Material and methods: This prospective case-control study included 50 children with first febrile UTI, with no risk factors for UTI, and 50 age- and sex-matched healthy siblings as controls. White blood cell count, serum C-reactive protein, calcium, phosphorus, alkaline phosphatase and parathormone were measured in all studied children. Vitamin D status was determined by measuring plasma 25(OH)D3 level. Deficiency was defined as a plasma 25(OH)D3 level ≤ 25 nmol/l.

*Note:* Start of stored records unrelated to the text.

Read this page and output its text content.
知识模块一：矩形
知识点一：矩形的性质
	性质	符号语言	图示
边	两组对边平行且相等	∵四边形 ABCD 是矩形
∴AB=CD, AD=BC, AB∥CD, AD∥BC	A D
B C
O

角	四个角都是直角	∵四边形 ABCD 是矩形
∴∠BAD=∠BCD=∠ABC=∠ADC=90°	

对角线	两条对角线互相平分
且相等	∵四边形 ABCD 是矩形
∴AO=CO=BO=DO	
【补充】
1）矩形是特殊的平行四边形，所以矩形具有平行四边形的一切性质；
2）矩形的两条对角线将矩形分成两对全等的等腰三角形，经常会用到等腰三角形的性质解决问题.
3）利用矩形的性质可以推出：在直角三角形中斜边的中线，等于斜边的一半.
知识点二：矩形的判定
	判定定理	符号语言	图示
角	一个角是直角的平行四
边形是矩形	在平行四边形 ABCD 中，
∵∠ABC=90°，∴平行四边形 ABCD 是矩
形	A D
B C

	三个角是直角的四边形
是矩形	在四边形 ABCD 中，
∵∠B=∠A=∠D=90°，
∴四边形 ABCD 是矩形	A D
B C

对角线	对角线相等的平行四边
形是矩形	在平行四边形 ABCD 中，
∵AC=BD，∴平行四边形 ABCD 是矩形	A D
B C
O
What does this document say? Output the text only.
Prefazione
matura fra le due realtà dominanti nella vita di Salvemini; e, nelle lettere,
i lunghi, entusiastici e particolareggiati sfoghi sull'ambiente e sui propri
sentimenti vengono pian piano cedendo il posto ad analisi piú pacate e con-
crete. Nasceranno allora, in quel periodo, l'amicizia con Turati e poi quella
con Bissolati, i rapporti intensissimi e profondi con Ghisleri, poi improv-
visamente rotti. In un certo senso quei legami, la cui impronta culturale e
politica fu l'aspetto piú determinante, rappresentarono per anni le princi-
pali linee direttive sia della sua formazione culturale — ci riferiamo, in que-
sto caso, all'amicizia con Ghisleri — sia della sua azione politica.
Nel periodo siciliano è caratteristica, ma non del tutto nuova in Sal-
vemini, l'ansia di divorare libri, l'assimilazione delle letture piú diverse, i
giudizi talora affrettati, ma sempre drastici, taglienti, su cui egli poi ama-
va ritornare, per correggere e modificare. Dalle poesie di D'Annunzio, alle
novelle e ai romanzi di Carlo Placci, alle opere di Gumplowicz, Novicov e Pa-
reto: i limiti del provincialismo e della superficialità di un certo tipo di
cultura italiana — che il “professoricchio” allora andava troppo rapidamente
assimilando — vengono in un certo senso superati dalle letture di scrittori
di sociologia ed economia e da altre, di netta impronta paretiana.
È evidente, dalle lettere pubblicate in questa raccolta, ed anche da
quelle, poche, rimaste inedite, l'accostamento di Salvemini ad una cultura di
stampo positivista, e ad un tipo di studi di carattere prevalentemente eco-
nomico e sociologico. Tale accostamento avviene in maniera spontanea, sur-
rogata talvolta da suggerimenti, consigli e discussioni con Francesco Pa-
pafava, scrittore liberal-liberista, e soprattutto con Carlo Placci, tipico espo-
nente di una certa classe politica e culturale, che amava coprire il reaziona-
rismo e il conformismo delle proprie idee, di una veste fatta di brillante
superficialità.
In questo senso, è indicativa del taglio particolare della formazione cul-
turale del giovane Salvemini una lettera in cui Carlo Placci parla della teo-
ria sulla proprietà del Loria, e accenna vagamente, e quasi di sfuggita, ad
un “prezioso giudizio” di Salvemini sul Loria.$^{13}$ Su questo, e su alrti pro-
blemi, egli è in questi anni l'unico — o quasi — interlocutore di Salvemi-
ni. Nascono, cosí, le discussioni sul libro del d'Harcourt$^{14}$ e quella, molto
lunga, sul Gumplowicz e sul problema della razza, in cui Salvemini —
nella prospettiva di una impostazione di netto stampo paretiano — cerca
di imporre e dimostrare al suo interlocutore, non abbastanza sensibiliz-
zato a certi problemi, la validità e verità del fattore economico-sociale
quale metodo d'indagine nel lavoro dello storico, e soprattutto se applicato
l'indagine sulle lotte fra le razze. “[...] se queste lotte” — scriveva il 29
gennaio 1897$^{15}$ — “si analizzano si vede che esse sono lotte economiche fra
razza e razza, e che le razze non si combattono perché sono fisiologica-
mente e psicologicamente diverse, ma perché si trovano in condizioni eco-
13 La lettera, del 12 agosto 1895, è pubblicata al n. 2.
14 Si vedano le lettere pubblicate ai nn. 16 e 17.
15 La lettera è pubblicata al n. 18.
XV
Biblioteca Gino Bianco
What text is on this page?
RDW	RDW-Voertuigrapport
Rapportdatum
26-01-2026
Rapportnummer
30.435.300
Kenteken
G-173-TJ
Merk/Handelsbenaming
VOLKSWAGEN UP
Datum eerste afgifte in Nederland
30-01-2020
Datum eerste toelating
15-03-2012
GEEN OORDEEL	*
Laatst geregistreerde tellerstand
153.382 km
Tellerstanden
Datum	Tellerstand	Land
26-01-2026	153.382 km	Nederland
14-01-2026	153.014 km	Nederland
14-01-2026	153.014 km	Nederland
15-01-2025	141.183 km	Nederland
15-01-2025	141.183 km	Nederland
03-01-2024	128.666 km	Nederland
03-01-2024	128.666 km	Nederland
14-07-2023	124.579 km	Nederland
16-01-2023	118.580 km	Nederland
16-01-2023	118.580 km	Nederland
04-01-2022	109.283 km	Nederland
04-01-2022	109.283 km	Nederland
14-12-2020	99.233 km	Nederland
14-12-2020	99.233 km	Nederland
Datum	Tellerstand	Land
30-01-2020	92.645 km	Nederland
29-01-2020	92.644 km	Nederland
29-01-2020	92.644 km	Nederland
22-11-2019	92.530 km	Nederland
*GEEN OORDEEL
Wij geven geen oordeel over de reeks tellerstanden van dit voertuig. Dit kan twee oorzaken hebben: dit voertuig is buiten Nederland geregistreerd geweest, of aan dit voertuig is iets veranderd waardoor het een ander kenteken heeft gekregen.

Results: Children with UTI had significantly lower mean serum levels of 25(OH)D3 (10.5 ±2.7 nmol/l) than those of controls (25.9 ±5.6 nmol/l) (p < 0.05). Patients with lower UTI had significantly higher serum levels of 25(OH)D3 compared to those with acute pyelonephritis (12.4 ±2.59 vs. 8.2 ±3.2 nmol/l; p < 0.001). Mean serum levels of 25(OH)D3 were significantly lower (p = 0.001) in the female patients compared with males, and this difference was not found within the control group. Multivariate analysis showed that a serum 25(OH)D3 level of ≤ 25 nmol/l is associated with UTI (OR = 1.94, 95% CI: 1.61–2.82; p = 0.04).
Conclusions: Vitamin D deficiency (≤ 25 nmol/l) was an independent risk factor for UTI in children.